Gov. Corbett may have taken a shuffle-step to his left on gay rights this week, but he continues to pay the price for his past sins. Today, the Pennsylvania Supreme Court smacked down -- or maybe fracked down -- a key section of the 2012 law on gas-drilling that was signed by Corbett after it was pushed through the legislature by his GOP allies.
In a 4-2 vote, with Republican Justice Ronald Castille, the former Philadelphia DA, crossing over to vote with the three Democratic state Supremes, the state's highest court rulled that Act 13's key provision, preventing local governments from using their zoning laws to prevent or regulate fracking activities, is unconstitutional.
The verdict was something that's rarely been seen around these parts recently: A big win for environmentalists. As Deborah Goldberg, managing attorney for the group Earthjustice, told Pennlive.com: "These local decision-makers know what's best for their towns. Not powerful oil and gas companies, nor their bought-and-paid-for state politicians."
But what was truly remarkable is that in their majority ruling, the justices actually went to the same place that I went last year in arguing that -- while not politically possible -- there are legitimate grounds to consider Corbett's impeachment. The court found the fracking law didn't pass muster with language in the Pennsylvania Constitution stating unambiguously that citizens of the Keystone State have a right to clean air and clean water.
Wrote the majority:
"Act 13's primary stated purpose is not to effectuate the constitutional obligation to protect and preserve Pennsylvania's natural environment. Rather, the purpose of the statute is to provide a maximally favorable environment for industry operators to exploit Pennsylvania's oil and natural gas resources, including those in the Marcellus Shale Formation."
That's a strikingly progressive stand for a traditionally conservative state. The justices even referenced the state's sad history of environmental exploitation that stretches back to John D. Rockefeller and America's first oil rush of the 19th Century:
"That Pennsylvania deliberately chose a course different from virtually all of its sister states speaks to the Commonwealth's experience of having the benefit of vast natural resources whose virtually unrestrained exploitation, while initially a boon to investors, industry, and citizens, led to destructive and lasting consequences not only for the environment but also for the citizens' quality of life."

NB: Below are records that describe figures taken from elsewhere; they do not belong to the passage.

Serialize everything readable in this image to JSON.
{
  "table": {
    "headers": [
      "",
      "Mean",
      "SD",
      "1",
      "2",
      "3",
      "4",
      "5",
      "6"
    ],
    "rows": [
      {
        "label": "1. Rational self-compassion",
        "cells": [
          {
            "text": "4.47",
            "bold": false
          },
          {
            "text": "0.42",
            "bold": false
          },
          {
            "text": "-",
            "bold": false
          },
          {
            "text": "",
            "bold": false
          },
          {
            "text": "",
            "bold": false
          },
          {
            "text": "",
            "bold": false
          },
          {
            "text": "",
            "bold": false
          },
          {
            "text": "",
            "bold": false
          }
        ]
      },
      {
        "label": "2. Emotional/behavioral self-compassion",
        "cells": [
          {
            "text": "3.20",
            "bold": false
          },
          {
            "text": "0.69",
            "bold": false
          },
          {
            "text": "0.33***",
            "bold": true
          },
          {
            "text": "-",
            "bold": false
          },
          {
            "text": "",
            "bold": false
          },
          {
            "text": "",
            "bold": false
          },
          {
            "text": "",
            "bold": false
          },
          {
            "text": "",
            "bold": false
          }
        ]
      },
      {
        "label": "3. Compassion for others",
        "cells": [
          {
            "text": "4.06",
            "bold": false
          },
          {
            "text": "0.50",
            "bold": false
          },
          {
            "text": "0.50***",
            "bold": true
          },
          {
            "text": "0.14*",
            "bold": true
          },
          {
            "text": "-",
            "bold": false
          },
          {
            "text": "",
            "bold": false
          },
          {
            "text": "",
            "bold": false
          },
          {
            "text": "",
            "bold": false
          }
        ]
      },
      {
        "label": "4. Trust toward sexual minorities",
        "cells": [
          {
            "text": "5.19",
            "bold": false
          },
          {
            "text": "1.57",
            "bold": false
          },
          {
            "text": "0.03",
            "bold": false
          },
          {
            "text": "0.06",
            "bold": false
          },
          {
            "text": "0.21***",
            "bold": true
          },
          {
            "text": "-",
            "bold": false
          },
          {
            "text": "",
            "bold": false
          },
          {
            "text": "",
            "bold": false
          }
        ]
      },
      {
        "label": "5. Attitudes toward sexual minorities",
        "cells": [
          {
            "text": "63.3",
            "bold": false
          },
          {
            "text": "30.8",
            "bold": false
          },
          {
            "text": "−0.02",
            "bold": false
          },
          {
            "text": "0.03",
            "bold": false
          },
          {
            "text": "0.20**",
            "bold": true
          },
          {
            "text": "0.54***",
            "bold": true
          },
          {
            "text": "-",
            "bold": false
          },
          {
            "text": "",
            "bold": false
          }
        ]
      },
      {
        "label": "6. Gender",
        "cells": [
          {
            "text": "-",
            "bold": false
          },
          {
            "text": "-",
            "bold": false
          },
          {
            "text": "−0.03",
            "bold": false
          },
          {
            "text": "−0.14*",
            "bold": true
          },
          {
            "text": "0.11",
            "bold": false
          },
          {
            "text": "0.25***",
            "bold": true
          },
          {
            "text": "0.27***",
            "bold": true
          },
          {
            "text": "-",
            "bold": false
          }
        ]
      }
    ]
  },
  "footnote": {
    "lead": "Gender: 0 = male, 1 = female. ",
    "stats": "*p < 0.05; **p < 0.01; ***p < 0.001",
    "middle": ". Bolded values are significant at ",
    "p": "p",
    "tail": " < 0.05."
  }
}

Although the narrow impact of this ruling is very important, and could lead to more sensible fracking practices across the state, the court's broader reasoning seems to open other. just-as-important legal doors. Many have argued that the other defining policy legacy of the Corbett era -- the relentless undermining of public schools in a push for more charters and voucher-like benefits -- is also fundamentally unconstitutional.
Just as Pennsylvania's bedrock document promises a clean environment, it also mandates "the maintenance and support of a thorough and efficient system of public education to serve the needs of the Commonwealth." The state Constitution also bars using public dollars to support "sectarian schools," yet the Corbett-backed "voucher lite" program known as EITC does exactly that. It would be great to see the high court rule on these matters, too.